Inside Manchester United’s scheme to support academy players who do not make the grade

Club are inviting 227 former players back into the fold to help them develop life skills, overcome injuries, providing welfare and support

Manchester United will launch a pioneering new scheme early next year designed to improve the support available to academy graduates who have left the club.

 

United have spent the past 18 months developing the so-called Alumni Programme that will give a network of 227 former players who have left the club over the past 11 years formal access to support, help and advice.

 

In the last eight months, a working group – overseen by academy director Nick Cox – has been busy honing a strategy to ensure the project meets the needs and demands of those leavers and will seek to tailor the scheme according to the feedback they get and lessons they learn.

United are due to launch the programme formally in early January and are expected to hold four events a year but hope by creating a formal network in which former academy graduates can interact with each other that new ground could be broken in the quality of “aftercare” provision.

 

“We see it as our duty to care and support the boys long after they have left us,” Cox told Telegraph Sport. “They make a big commitment as young players to be part of our programme. We think that commitment deserves an ongoing commitment from us.

 

“We are constantly refining what we do, why we do it and if we could do it better. We felt there was a need to formalise some of that aftercare and support.

“The risk of an informal approach is that you end up connecting with young boys who you know, are prominent in your minds and are desperate to come back. But you might miss a young person who really needs your support.

 

“If we can let the network interact with itself, there is an enormous amount of support that can be generated across that cohort. Our programme has to be somewhere that is vibrant, creative, experimental.”

The Premier League issued new guidance this season stating all club academies should provide a three-year “aftercare plan” for every player that is let go between the Under-17 and Under-21 age ranges. Some leading players have even set up initiatives focused on providing career opportunities for former academy players, such as Liverpool’s Trent Alexander-Arnold, who launched the ‘The After Academy’ in conjunction with the Professional Footballers’ Association this year.

 

While cases like that of Jeremy Wisten, the 18-year-old former Manchester City youth player who tragically took his life in 2020, are uncommon, being released from a club can be a crushing experience and clubs are having to invest more and more time and resources into aftercare support.

 

Data compiled by the PFA last season showed over 60 per cent of players across the Premier League, EFL and Women’s Super League had been worrying about football related matters, close to half had experienced nervousness or anxiety and 22 per cent reported severe anxiety to the point of feeling afraid or that something awful might happen.

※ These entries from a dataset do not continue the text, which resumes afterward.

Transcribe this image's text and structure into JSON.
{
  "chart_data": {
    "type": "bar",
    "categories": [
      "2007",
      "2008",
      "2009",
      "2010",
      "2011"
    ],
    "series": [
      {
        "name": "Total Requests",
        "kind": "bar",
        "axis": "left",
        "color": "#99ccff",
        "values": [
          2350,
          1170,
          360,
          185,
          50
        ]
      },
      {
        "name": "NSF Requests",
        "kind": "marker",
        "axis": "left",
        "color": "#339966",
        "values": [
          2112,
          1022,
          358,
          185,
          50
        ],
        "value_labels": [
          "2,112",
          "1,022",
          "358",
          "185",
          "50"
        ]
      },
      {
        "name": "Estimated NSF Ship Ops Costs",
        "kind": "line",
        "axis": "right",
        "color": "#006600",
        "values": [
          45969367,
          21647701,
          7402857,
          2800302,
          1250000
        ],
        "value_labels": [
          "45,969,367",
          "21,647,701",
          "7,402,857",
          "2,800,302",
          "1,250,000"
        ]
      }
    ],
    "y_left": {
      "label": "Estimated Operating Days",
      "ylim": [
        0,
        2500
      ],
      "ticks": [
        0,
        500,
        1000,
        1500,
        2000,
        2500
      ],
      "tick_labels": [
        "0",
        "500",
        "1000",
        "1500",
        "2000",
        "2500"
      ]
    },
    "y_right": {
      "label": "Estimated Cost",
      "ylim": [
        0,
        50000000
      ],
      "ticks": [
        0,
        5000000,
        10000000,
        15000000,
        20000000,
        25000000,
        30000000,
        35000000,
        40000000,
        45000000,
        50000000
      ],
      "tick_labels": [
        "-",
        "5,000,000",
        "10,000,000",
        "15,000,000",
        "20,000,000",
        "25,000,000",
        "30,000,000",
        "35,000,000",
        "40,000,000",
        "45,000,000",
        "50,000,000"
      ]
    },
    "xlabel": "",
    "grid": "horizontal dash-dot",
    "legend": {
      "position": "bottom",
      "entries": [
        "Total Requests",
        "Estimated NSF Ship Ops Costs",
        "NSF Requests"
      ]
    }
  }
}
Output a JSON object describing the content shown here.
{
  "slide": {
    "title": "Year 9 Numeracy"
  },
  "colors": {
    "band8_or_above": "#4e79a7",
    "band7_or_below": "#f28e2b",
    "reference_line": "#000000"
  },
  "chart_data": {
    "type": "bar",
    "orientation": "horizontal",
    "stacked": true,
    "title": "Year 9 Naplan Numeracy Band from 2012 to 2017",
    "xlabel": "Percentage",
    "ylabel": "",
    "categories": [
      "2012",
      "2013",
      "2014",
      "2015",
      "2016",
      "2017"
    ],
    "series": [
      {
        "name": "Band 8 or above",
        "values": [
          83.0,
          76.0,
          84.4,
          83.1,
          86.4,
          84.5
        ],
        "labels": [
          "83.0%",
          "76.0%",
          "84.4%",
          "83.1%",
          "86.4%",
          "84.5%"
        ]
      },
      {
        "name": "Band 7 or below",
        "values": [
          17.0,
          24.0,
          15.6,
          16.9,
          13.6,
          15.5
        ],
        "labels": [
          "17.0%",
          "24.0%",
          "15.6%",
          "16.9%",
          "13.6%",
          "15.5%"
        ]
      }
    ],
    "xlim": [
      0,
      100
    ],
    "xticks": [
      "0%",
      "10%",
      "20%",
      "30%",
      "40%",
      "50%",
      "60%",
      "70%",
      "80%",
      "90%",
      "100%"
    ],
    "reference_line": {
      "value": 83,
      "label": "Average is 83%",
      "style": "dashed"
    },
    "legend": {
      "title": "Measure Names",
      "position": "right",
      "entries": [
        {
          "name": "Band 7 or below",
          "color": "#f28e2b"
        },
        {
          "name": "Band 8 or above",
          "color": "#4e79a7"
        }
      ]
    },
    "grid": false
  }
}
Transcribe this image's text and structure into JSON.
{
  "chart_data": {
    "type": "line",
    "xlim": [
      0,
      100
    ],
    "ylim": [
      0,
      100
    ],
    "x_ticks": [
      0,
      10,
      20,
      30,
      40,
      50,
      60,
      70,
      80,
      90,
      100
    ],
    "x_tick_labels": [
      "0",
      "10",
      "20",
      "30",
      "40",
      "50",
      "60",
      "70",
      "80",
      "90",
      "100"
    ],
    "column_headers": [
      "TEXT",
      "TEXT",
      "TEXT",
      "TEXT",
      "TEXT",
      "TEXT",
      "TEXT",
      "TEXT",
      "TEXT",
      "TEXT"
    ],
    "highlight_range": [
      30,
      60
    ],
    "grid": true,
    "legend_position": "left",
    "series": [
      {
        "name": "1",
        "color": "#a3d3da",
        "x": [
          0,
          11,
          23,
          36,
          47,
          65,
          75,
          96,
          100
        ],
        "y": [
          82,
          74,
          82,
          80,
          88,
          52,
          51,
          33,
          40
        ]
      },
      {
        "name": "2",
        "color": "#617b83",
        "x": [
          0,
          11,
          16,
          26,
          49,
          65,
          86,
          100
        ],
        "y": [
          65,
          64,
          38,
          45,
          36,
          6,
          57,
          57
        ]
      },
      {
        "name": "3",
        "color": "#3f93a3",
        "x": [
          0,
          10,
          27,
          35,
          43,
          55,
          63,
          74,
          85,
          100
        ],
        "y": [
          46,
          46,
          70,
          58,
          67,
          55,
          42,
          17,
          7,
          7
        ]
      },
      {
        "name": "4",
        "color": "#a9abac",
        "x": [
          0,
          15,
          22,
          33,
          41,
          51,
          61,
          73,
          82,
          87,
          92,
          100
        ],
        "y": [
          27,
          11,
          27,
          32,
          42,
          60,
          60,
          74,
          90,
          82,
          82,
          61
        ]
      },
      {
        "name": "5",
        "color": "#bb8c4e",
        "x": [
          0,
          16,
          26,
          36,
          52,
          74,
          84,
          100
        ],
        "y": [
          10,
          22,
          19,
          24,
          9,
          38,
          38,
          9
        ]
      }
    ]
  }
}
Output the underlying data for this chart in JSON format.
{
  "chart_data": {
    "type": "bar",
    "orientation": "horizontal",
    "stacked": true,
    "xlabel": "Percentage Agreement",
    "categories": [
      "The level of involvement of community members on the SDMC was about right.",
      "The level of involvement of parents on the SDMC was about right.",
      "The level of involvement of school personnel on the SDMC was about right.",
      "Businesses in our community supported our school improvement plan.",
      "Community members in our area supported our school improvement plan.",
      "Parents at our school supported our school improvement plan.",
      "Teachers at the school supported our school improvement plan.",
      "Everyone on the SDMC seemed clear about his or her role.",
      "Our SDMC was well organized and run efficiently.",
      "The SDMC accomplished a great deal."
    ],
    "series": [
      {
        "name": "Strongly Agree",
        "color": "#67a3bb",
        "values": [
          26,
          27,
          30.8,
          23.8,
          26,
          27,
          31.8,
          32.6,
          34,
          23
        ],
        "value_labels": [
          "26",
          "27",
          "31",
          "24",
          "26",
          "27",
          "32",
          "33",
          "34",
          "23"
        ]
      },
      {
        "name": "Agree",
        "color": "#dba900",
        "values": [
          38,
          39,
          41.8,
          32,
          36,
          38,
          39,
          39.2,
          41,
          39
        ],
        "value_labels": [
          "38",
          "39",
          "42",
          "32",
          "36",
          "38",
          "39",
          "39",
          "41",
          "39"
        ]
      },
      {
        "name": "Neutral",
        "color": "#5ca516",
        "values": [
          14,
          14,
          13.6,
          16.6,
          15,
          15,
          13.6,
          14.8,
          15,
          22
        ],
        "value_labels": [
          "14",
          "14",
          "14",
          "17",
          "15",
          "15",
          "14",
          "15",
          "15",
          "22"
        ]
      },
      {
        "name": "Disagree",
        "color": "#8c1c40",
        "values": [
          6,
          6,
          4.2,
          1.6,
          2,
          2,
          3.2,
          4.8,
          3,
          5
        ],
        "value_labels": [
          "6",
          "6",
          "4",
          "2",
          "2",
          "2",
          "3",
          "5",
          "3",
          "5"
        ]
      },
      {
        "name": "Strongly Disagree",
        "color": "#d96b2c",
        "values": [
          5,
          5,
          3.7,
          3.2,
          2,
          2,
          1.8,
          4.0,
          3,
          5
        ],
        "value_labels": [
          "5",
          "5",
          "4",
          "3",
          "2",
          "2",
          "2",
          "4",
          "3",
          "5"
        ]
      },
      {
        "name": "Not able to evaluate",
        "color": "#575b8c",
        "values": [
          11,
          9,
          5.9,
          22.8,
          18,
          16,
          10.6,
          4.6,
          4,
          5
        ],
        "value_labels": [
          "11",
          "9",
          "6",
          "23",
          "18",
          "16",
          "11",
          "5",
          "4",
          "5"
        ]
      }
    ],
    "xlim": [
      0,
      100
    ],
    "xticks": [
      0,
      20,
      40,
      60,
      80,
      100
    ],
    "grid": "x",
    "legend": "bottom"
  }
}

Research by FifPro, the world players’ union, shows that up to 38 per cent of footballers suffer from mental health symptoms during their career.

 

United say that, depending on their age, 75 per cent to 90 per cent of the players who leave them will sign for another professional club.

As a starting point, Cox said they would be contacting players who had left the club since 2012, when the Premier League’s Elite Player Performance Plan was introduced, and were who were either registered over the age of 15 or had been in the academy for five years or more. But he was clear that players who reached out who fell outside that cohort would not be turned away.

 

Last week, a number of former United academy graduates visited the club’s Carrington training ground to attend a week-long series of activities as part of a soft launch of the Alumni Programme.

 

They included Tom Thorpe, the former FA Youth Cup winning captain from 2011 who quit playing for five years due to depression before resuming his career in February, and Callum Gribbin, once considered one of the brightest young talents in the academy. Gribbin left United in 2019 and is currently recovering from a serious knee injury he suffered playing for FC United of Manchester earlier this year.

Other past academy leavers present included Ro-Shaun Williams, Matthew Olosunde and Eric Hanbury, all of whom are currently without clubs, and Oli Kilner, who is registered with Oldham but recovering from a long-term injury.

 

As well as putting on training sessions, United had the group undertake a series of activities, including compiling a scouting report on players during an Under-21 game against Hull last Tuesday.

 

United hope to assist players looking for clubs or working their way back from injuries as well as those seeking career advice and opportunities or in need of welfare or general support. Andy Laylor, United’s academy player support co-ordinator and Joe Thompson, a former academy graduate who twice beat cancer, have been spearheading the working group behind the programme.